Reported disputes re: lifesciences licenses
March 23, 2010 3:00 PM   Subscribe

Reported commercial disputes between Life Sciences licensors and Big Pharma licensees?

Big Pharma licenses a drug from a biotech. A dispute arises. They go to court. Did their license agreement anticipate the problem? Did it help or hinder? News reports are OK, but if there is a written court decision, especially one that quotes from the agreement between the parties, so much the better. An example would be Eli Lilly v. Emisphere Technologies, in which Lilly was alleged to have used Emisphere confidential information. After MedImmune v. Genentech, which allows a licensee to challenge the validity of a licensed patent, licensors have started changing the way they write their licenses. There may be consquences for challenging the licensed patents. These kinds disputes are hard to search for – you kind of have to know about them. Can anyone out there think of any others?
posted by extropy to Work & Money (3 answers total)
 
I-GEN v. Roche, 335 F.3d 303 (4th Cir. 2003) involved a licensor (I-GEN) suing its licensee (Roche) for unfair competition, breach of duties of good faith and fair dealing, and breach of contract.
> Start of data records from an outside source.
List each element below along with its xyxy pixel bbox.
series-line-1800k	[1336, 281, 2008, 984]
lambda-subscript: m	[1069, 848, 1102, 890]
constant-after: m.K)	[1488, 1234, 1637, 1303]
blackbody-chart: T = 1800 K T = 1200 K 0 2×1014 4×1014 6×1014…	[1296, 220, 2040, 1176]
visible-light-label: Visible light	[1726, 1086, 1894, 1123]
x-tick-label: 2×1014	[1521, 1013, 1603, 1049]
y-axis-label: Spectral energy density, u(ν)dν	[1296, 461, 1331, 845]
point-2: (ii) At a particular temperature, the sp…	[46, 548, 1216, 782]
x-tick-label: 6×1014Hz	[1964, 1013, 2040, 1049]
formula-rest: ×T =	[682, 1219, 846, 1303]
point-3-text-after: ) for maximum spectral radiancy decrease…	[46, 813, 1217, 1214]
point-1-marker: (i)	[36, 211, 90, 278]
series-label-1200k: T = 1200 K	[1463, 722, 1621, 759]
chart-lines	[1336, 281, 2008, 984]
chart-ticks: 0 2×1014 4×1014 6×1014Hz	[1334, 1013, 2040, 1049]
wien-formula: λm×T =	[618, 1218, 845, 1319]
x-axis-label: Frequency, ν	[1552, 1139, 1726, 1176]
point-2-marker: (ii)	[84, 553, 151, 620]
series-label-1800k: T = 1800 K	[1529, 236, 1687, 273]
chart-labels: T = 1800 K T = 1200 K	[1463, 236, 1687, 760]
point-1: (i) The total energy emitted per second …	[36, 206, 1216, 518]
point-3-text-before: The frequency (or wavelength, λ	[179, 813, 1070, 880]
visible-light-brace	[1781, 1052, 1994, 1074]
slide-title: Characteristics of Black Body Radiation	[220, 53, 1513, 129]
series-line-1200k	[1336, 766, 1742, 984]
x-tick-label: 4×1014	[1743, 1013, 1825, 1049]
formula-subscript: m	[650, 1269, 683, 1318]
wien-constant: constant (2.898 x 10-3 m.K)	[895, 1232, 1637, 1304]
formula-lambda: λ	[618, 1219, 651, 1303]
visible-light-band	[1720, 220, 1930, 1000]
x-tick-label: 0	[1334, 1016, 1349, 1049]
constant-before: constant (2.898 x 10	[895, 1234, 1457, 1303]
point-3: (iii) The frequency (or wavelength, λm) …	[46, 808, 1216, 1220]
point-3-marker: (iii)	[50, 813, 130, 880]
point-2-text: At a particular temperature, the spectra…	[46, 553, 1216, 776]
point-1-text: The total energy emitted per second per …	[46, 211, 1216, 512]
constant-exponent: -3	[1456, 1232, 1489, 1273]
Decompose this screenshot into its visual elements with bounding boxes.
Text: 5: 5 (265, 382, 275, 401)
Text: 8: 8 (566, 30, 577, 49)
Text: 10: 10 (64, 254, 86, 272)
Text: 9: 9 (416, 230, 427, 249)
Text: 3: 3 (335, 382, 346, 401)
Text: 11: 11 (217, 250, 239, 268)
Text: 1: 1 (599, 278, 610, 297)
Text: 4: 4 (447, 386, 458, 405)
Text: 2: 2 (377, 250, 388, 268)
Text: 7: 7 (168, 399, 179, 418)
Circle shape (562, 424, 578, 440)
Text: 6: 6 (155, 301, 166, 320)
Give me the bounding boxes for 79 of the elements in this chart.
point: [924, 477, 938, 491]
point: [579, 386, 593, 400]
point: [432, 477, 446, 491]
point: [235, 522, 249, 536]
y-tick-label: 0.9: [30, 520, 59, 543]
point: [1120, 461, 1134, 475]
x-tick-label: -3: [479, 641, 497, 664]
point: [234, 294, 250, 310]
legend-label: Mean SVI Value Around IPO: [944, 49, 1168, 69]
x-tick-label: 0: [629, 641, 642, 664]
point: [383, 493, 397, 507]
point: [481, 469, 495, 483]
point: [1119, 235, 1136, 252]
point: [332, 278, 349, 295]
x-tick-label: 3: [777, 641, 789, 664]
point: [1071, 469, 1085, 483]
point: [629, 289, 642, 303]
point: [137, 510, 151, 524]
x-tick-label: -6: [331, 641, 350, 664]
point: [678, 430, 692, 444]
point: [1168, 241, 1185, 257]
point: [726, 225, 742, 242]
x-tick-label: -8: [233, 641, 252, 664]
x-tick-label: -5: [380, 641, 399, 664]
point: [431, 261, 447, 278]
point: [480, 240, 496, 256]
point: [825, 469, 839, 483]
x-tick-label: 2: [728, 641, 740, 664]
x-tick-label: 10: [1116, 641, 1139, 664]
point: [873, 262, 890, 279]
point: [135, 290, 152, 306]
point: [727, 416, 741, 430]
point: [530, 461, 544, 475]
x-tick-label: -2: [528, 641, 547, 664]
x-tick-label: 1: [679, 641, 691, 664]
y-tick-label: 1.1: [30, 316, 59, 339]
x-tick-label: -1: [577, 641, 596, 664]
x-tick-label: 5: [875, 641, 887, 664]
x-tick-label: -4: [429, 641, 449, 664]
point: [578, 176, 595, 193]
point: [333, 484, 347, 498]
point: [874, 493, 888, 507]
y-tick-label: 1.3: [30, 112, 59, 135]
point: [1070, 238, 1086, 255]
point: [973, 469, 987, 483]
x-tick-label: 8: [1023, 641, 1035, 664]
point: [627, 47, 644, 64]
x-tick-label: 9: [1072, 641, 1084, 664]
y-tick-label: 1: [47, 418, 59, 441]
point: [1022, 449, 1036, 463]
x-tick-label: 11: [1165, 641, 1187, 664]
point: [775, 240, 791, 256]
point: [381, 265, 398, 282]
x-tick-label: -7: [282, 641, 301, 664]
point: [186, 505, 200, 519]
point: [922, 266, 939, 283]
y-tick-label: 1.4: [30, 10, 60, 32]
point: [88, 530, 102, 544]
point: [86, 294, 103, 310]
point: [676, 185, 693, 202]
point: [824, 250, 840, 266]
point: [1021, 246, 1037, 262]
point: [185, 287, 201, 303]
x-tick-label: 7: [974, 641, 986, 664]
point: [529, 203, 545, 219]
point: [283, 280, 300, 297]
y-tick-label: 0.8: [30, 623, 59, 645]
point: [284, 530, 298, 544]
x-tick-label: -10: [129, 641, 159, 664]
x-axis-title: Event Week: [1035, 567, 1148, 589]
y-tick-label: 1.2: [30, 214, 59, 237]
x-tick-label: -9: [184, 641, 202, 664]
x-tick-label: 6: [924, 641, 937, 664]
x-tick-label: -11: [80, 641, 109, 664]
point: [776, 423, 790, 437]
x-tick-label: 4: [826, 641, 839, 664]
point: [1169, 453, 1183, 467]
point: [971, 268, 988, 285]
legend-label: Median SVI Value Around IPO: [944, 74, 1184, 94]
Baxter. v. Abbott Labs., 315 F.3d 829 (7th Cir. 2003) involved a fairly complicated licensor-licensee dispute.

Hirsch-Chemie v. Johns Hopkins Univ., 36 U.S.P.Q.2D (BNA) 1395 (4th Cir. 1995) is an unpublished opinion regarding breach of contract between the parties. Basically Hirsch gave JH a bunch of money to do some research in exchange for right of first refusal on a license to any resulting technology.
posted by jedicus at 4:08 PM on March 23, 2010 [1 favorite]


Response by poster: Jedicus, thank you! I will have a look at these. I am trying to find ten cases, so if anyone else has any ideas, I would be grateful.
posted by extropy at 5:22 PM on March 23, 2010


Ten reported cases fitting this mold? I dunno; I found a few more cases but they were starting to get pretty old. Lexis and WestLaw don't have the best trial court coverage, so one possibility would be to search news archives to find reports of lawsuits and then find the trial documents on PACER. That would be fairly time consuming, though (not to mention potentially expensive).

Is it necessary for them to be life sciences cases? There were quite a few more in other technology areas, as you might imagine.